This is how I would do it:
- Create a kernel, it defines a pixels neighbourhood.
- Create a new image by dilating your image using this kernel. This dilated image contains the maximum neighbourhood value for every point.
- Do an equality comparison between these two arrays. Wherever they are equal is a valid neighbourhood maximum, and is set to
255
in the comparison array.
- Multiply the comparison array, and the original array together (scaling appropriately).
- This is your final array, containing only neighbourhood maxima.
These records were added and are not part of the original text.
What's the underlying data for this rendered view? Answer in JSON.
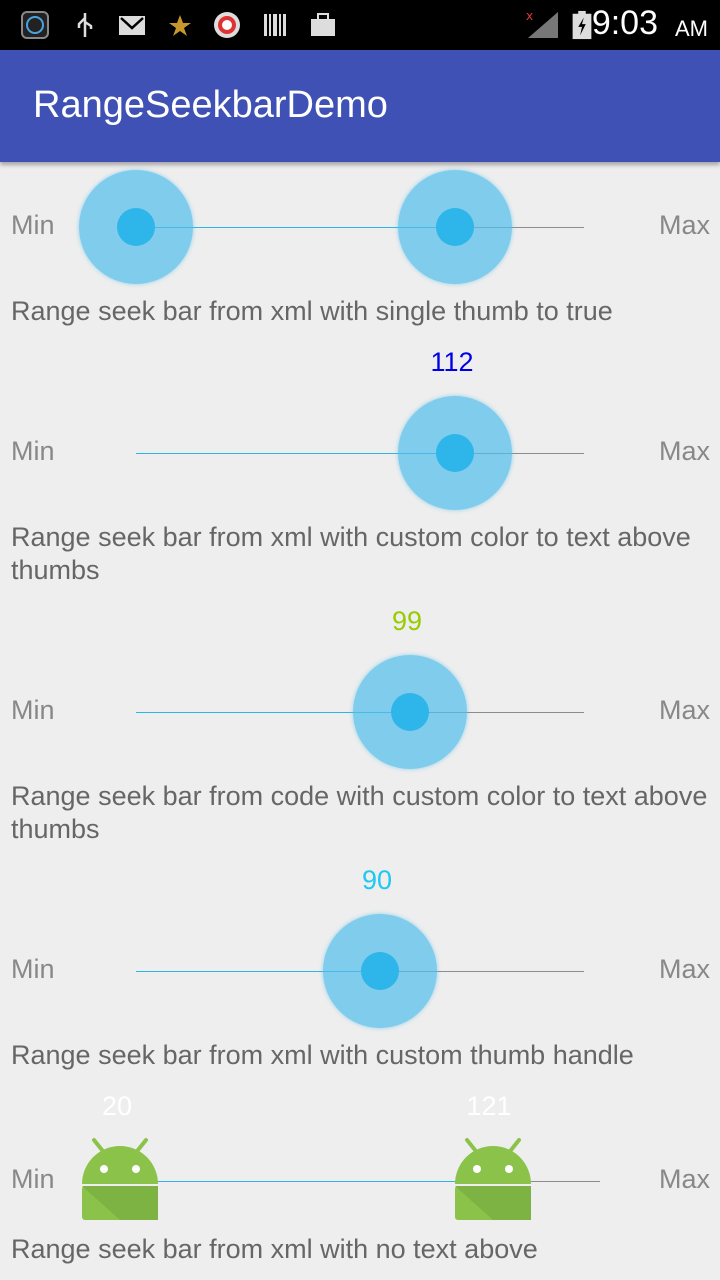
{
  "status_bar": {
    "time": "9:03",
    "ampm": "AM",
    "icons": [
      "app-icon",
      "usb-icon",
      "gmail-icon",
      "star-icon",
      "face-icon",
      "barcode-icon",
      "briefcase-icon",
      "signal-icon",
      "battery-icon"
    ]
  },
  "app_bar": {
    "title": "RangeSeekbarDemo"
  },
  "colors": {
    "primary": "#3f51b5",
    "thumb": "#2eb5ea",
    "value_blue": "#0000e6",
    "value_green": "#99cc00",
    "value_cyan": "#1ec8f0",
    "value_white": "#ffffff"
  },
  "bars": [
    {
      "min_label": "Min",
      "max_label": "Max",
      "caption": "Range seek bar from xml with single thumb to true"
    },
    {
      "min_label": "Min",
      "max_label": "Max",
      "value": "112",
      "caption": "Range seek bar from xml with custom color to text above thumbs"
    },
    {
      "min_label": "Min",
      "max_label": "Max",
      "value": "99",
      "caption": "Range seek bar from code with custom color to text above thumbs"
    },
    {
      "min_label": "Min",
      "max_label": "Max",
      "value": "90",
      "caption": "Range seek bar from xml with custom thumb handle"
    },
    {
      "min_label": "Min",
      "max_label": "Max",
      "value_low": "20",
      "value_high": "121",
      "caption": "Range seek bar from xml with no text above"
    }
  ]
}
This is illustrated by these zoomed in images:
9 pixel by 9 pixel original image:

After processing with a 5 by 5 pixel kernel, only the local neighbourhood maxima remain (ie. maxima seperated by more than 2 pixels from a pixel with a greater value):

There is one caveat. If two nearby maxima have the same value then they will both be present in the final image.
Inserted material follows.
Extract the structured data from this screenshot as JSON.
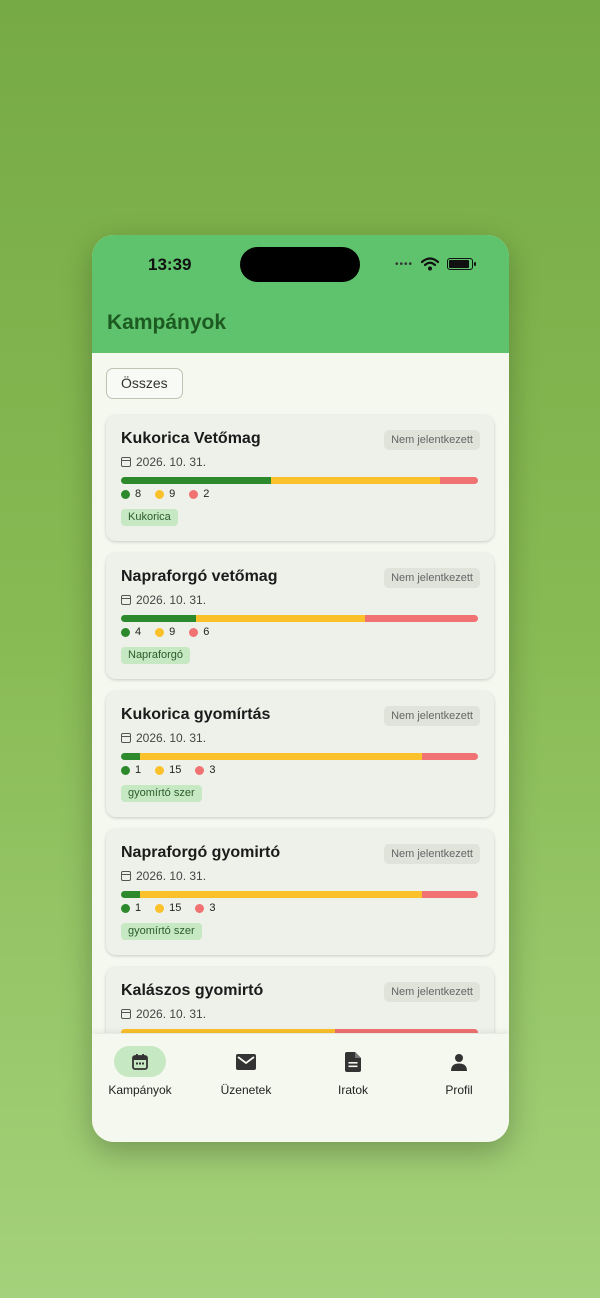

Here is some Python code that does it, it should be very easy to convert to c++:
import cv
im = cv.LoadImage('fish2.png',cv.CV_LOAD_IMAGE_GRAYSCALE)
maxed = cv.CreateImage((im.width, im.height), cv.IPL_DEPTH_8U, 1)
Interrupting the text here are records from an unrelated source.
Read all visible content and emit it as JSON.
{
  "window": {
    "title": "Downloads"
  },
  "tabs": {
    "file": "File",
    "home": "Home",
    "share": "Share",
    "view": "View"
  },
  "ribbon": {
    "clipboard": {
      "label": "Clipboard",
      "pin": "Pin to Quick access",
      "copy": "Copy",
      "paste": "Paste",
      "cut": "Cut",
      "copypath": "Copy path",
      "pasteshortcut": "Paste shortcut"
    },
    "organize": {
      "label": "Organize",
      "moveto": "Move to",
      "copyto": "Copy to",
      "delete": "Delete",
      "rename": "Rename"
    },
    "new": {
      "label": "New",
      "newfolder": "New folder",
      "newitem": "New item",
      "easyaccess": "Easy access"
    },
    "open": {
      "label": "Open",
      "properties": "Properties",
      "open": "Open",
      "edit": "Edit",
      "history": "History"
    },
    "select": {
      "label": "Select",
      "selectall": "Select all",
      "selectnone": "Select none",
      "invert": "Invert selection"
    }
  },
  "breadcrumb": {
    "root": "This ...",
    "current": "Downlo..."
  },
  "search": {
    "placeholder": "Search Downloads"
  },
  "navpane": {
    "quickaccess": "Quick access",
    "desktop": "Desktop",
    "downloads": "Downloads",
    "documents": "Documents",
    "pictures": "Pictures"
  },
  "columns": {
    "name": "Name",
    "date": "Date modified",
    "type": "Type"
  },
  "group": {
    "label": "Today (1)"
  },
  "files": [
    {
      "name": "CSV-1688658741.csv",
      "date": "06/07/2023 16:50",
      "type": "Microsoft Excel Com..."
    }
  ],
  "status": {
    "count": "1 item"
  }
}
comp = cv.CreateImage((im.width, im.height), cv.IPL_DEPTH_8U, 1)
#Create a 5*5 kernel anchored at 2,2
kernel = cv.CreateStructuringElementEx(5, 5, 2, 2, cv.CV_SHAPE_RECT)
cv.Dilate(im, maxed, element=kernel, iterations=1)
cv.Cmp(im, maxed, comp, cv.CV_CMP_EQ)
cv.Mul(im, comp, im, 1/255.0)
cv.ShowImage("local max only", im)
cv.WaitKey(0)
I didn't realise until now, but this is what @sansuiso suggested in his/her answer.
This is possibly better illustrated with this image, before:

after processing with a 5 by 5 kernel:

solid regions are due to the shared local maxima values.